The Board is responsible for the Group's technology and information governance risk and compliance. The Board has delegated its responsibility of information governance risk and compliance to the Executive Committee for the implementation of IT governance, which has developed and adopted an IT governance framework. The framework supports governance and continuity as well as a digital innovation and growth agenda.
We remained vigilant on our strategic information technology mandates of continuous service improvement, governance, operational enhancement, platform scalability and infrastructure enhancement and have further delivered vital transformation objectives in this regard. Uptime across all core platforms remained beyond 99% and within agreed service levels during this fiscal year.
Significant additional investments into our technology platforms, computing edge and hybrid cloud strategy have ensured continuous stability while catering for a 25% growth in annual transactional volume throughput.
Our focus on platform investment and agile delivery further included key digital transformation objectives to enhance our "fail-fast-deliver-fast" capabilities. Simplified application programming interfaces, converged mobility design and payment mechanisms, robotics process automation, decisioning, embedded big data analytics, enhanced cybersecurity mechanisms and distributed cloud formation strategically enabled the democratisation of technology within our business growth and diversification strategies. This enables our brands with technological disruption competence and assurance by enabling the Group to launch new revenue streams on enhanced technology platforms.
These strategic elements are underpinned by our constant drive towards customer-centric design and user experience which stands central to creating world-class business solutions across our national and international businesses, enabled through the consistent delivery of our highly engaged, diverse, skilled and resilient technology workforce.
To reflect further improvement, IT General Controls (ITGC) review, concluded by PwC in April 2020, reflects further improvement of internal controls at a high-maturity level of 93%. This shows effectiveness of the increased controls that were designed and operated during the year. We have renewed our governance framework to ensure that the maximum level of maturity can be maintained and to drive control delivery through project portfolio and systems change management which now ensures alignment of technology investments with governance controls.
Threats from cybersecurity remain a key ongoing risk and forms a significant basis of our technology investments.
Stringent standards for information and infrastructure security controls have been reviewed and reinforced. We proactively assess our risk of vulnerability and exposure on an ongoing basis while driving cyber risk prevention, assessment and education programmes to maintain vigilance while embedding security as a core component within platform delivery via governed development mechanisms.
Our big data programme remains compliant to the Protection of Personal Information Act (POPI) and the European Union's General Data Protection Regulations (GDPR).
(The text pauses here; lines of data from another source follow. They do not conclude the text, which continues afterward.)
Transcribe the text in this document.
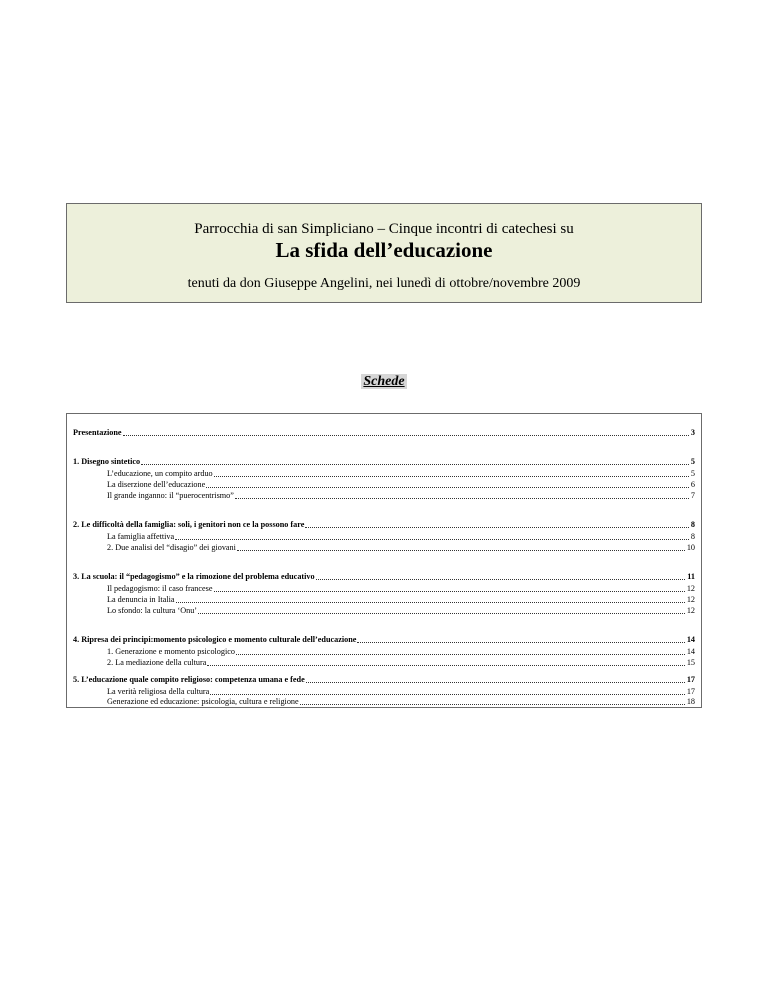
Parrocchia di san Simpliciano – Cinque incontri di catechesi su
La sfida dell’educazione
tenuti da don Giuseppe Angelini, nei lunedì di ottobre/novembre 2009
Schede
Presentazione	3
1. Disegno sintetico	5
L’educazione, un compito arduo	5
La diserzione dell’educazione	6
Il grande inganno: il “puerocentrismo”	7
2. Le difficoltà della famiglia: soli, i genitori non ce la possono fare	8
La famiglia affettiva	8
2. Due analisi del “disagio” dei giovani	10
3. La scuola: il “pedagogismo” e la rimozione del problema educativo	11
Il pedagogismo: il caso francese	12
La denuncia in Italia	12
Lo sfondo: la cultura ‘Onu’	12
4. Ripresa dei principi:momento psicologico e momento culturale dell’educazione	14
1. Generazione e momento psicologico	14
2. La mediazione della cultura	15
5. L’educazione quale compito religioso: competenza umana e fede	17
La verità religiosa della cultura	17
Generazione ed educazione: psicologia, cultura e religione	18
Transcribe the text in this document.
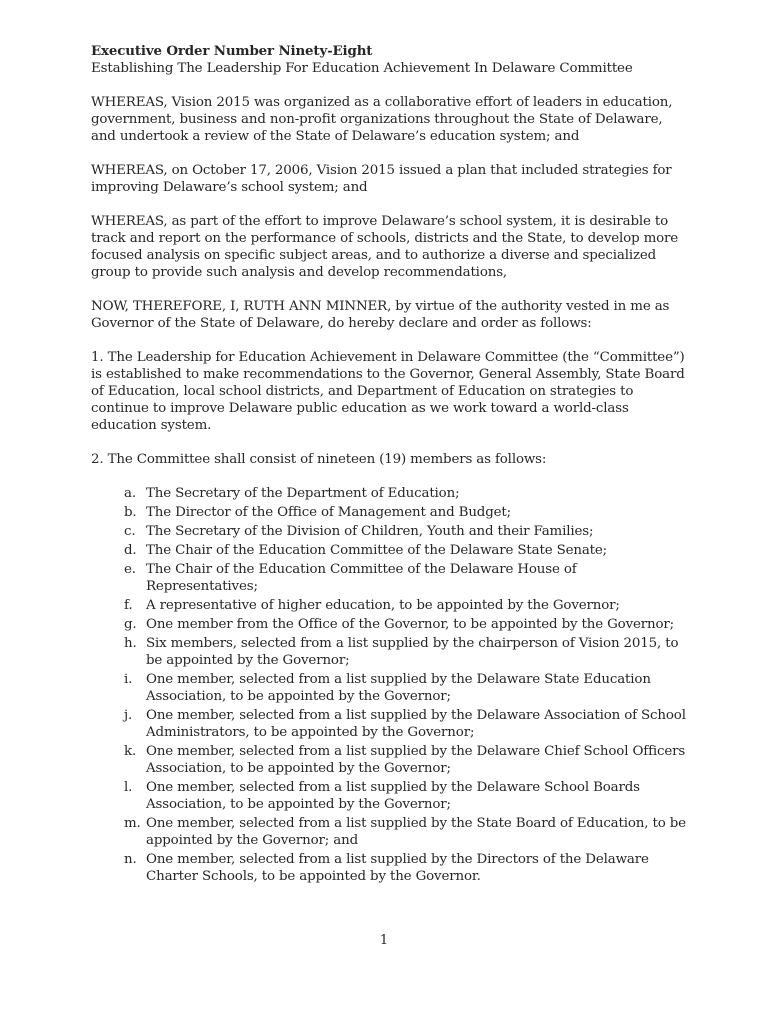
Executive Order Number Ninety-Eight

Establishing The Leadership For Education Achievement In Delaware Committee

WHEREAS, Vision 2015 was organized as a collaborative effort of leaders in education, government, business and non-profit organizations throughout the State of Delaware, and undertook a review of the State of Delaware’s education system; and

WHEREAS, on October 17, 2006, Vision 2015 issued a plan that included strategies for improving Delaware’s school system; and

WHEREAS, as part of the effort to improve Delaware’s school system, it is desirable to track and report on the performance of schools, districts and the State, to develop more focused analysis on specific subject areas, and to authorize a diverse and specialized group to provide such analysis and develop recommendations,

NOW, THEREFORE, I, RUTH ANN MINNER, by virtue of the authority vested in me as Governor of the State of Delaware, do hereby declare and order as follows:

1. The Leadership for Education Achievement in Delaware Committee (the “Committee”) is established to make recommendations to the Governor, General Assembly, State Board of Education, local school districts, and Department of Education on strategies to continue to improve Delaware public education as we work toward a world-class education system.

2. The Committee shall consist of nineteen (19) members as follows:

a. The Secretary of the Department of Education;
b. The Director of the Office of Management and Budget;
c. The Secretary of the Division of Children, Youth and their Families;
d. The Chair of the Education Committee of the Delaware State Senate;
e. The Chair of the Education Committee of the Delaware House of Representatives;
f.	A representative of higher education, to be appointed by the Governor;
g. One member from the Office of the Governor, to be appointed by the Governor;
h. Six members, selected from a list supplied by the chairperson of Vision 2015, to be appointed by the Governor;
i.	One member, selected from a list supplied by the Delaware State Education Association, to be appointed by the Governor;
j.	One member, selected from a list supplied by the Delaware Association of School Administrators, to be appointed by the Governor;
k. One member, selected from a list supplied by the Delaware Chief School Officers Association, to be appointed by the Governor;
l.	One member, selected from a list supplied by the Delaware School Boards Association, to be appointed by the Governor;
m. One member, selected from a list supplied by the State Board of Education, to be appointed by the Governor; and
n. One member, selected from a list supplied by the Directors of the Delaware Charter Schools, to be appointed by the Governor.
1
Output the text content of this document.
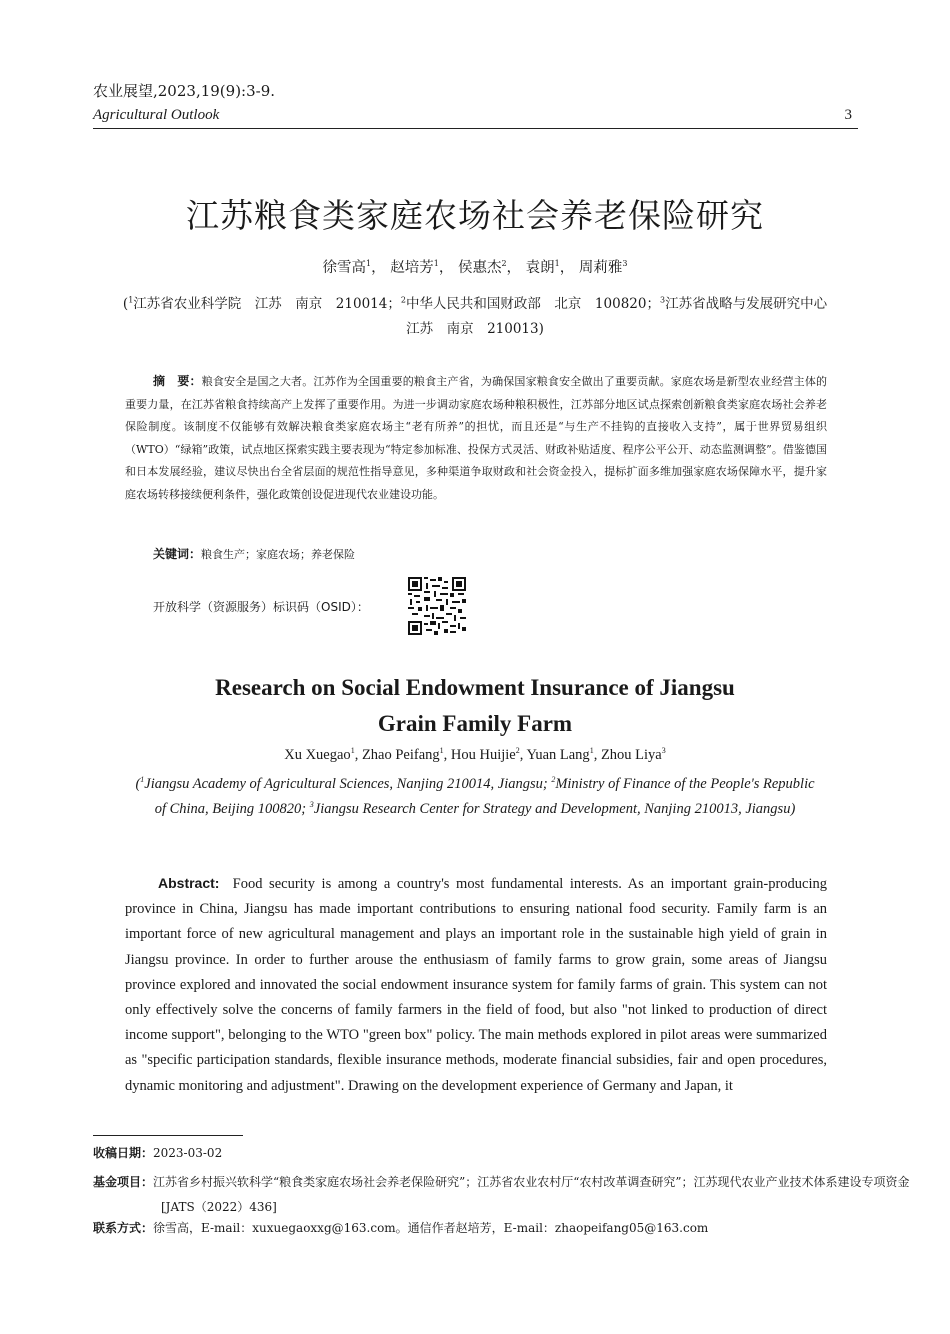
农业展望,2023,19(9):3-9.
Agricultural Outlook	3
江苏粮食类家庭农场社会养老保险研究
徐雪高$^1$， 赵培芳$^1$， 侯惠杰$^2$， 袁朗$^1$， 周莉雅$^3$
($^1$江苏省农业科学院　江苏　南京　210014；$^2$中华人民共和国财政部　北京　100820；$^3$江苏省战略与发展研究中心　江苏　南京　210013)
摘　要：粮食安全是国之大者。江苏作为全国重要的粮食主产省，为确保国家粮食安全做出了重要贡献。家庭农场是新型农业经营主体的重要力量，在江苏省粮食持续高产上发挥了重要作用。为进一步调动家庭农场种粮积极性，江苏部分地区试点探索创新粮食类家庭农场社会养老保险制度。该制度不仅能够有效解决粮食类家庭农场主“老有所养”的担忧，而且还是“与生产不挂钩的直接收入支持”，属于世界贸易组织（WTO）“绿箱”政策，试点地区探索实践主要表现为“特定参加标准、投保方式灵活、财政补贴适度、程序公平公开、动态监测调整”。借鉴德国和日本发展经验，建议尽快出台全省层面的规范性指导意见，多种渠道争取财政和社会资金投入，提标扩面多维加强家庭农场保障水平，提升家庭农场转移接续便利条件，强化政策创设促进现代农业建设功能。
关键词：粮食生产；家庭农场；养老保险
开放科学（资源服务）标识码（OSID）：
Research on Social Endowment Insurance of Jiangsu
Grain Family Farm
Xu Xuegao$^1$, Zhao Peifang$^1$, Hou Huijie$^2$, Yuan Lang$^1$, Zhou Liya$^3$
($^1$Jiangsu Academy of Agricultural Sciences, Nanjing 210014, Jiangsu; $^2$Ministry of Finance of the People's Republic of China, Beijing 100820; $^3$Jiangsu Research Center for Strategy and Development, Nanjing 210013, Jiangsu)
Abstract: Food security is among a country's most fundamental interests. As an important grain-producing province in China, Jiangsu has made important contributions to ensuring national food security. Family farm is an important force of new agricultural management and plays an important role in the sustainable high yield of grain in Jiangsu province. In order to further arouse the enthusiasm of family farms to grow grain, some areas of Jiangsu province explored and innovated the social endowment insurance system for family farms of grain. This system can not only effectively solve the concerns of family farmers in the field of food, but also "not linked to production of direct income support", belonging to the WTO "green box" policy. The main methods explored in pilot areas were summarized as "specific participation standards, flexible insurance methods, moderate financial subsidies, fair and open procedures, dynamic monitoring and adjustment". Drawing on the development experience of Germany and Japan, it
收稿日期：2023-03-02
基金项目：江苏省乡村振兴软科学“粮食类家庭农场社会养老保险研究”；江苏省农业农村厅“农村改革调查研究”；江苏现代农业产业技术体系建设专项资金 [JATS（2022）436]
联系方式：徐雪高，E-mail：xuxuegaoxxg@163.com。通信作者赵培芳，E-mail：zhaopeifang05@163.com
Large investments into high availability, active-active and hybrid cloud capabilities also provide for disaster recovery capabilities as a component within business continuity plans. Multiple system improvements are conducted on a pre-scheduled basis to further redundancy across switching platforms.
We have revitalised our approach to attract, develop and retain top skills and talent and have shown success at sourcing and retaining talent with skills targeted at delivering and managing modern digital software technologies. This remains vital in our quest to maintain and support legacy environments while continuously adapting and supporting newer technologies with the best-in-class technology staff. Balancing the technological rate of change through a capable technology workforce, through constant resource balancing, remains a crucial basis for predictable service delivery and business growth and transformation objectives.
Identifying and retaining an accountable, capable and innovative base of systems specialists is not unique to Blue Label and remains a challenge to all technology-based businesses in South Africa. Early 2020 research shows that the IT skills base in country has further deteriorated and has become the leading space of skills scarcity in country. This sector leads engineering sciences, followed by healthcare, civil architecture and business management.
MICTSETA's Scarce and Pivotal Skills Lists and Sector Skills Planning research, which provides an overview of the skills gap within the ICT and general IT industry, indicates that major skills across the spectrum of information technology are now classified as scarce. The top eight key skillsets include IT managers, project managers, business analysts, web design professionals, programmers, networking and security engineers and data scientists. The sharp rise in skilled IT workers emigrating to the United Kingdom, Australia, the USA, Canada, New Zealand and Germany has contributed to the preliminary findings of a 20% annual increase in emigration statistics for this portion of the skilled South African workforce.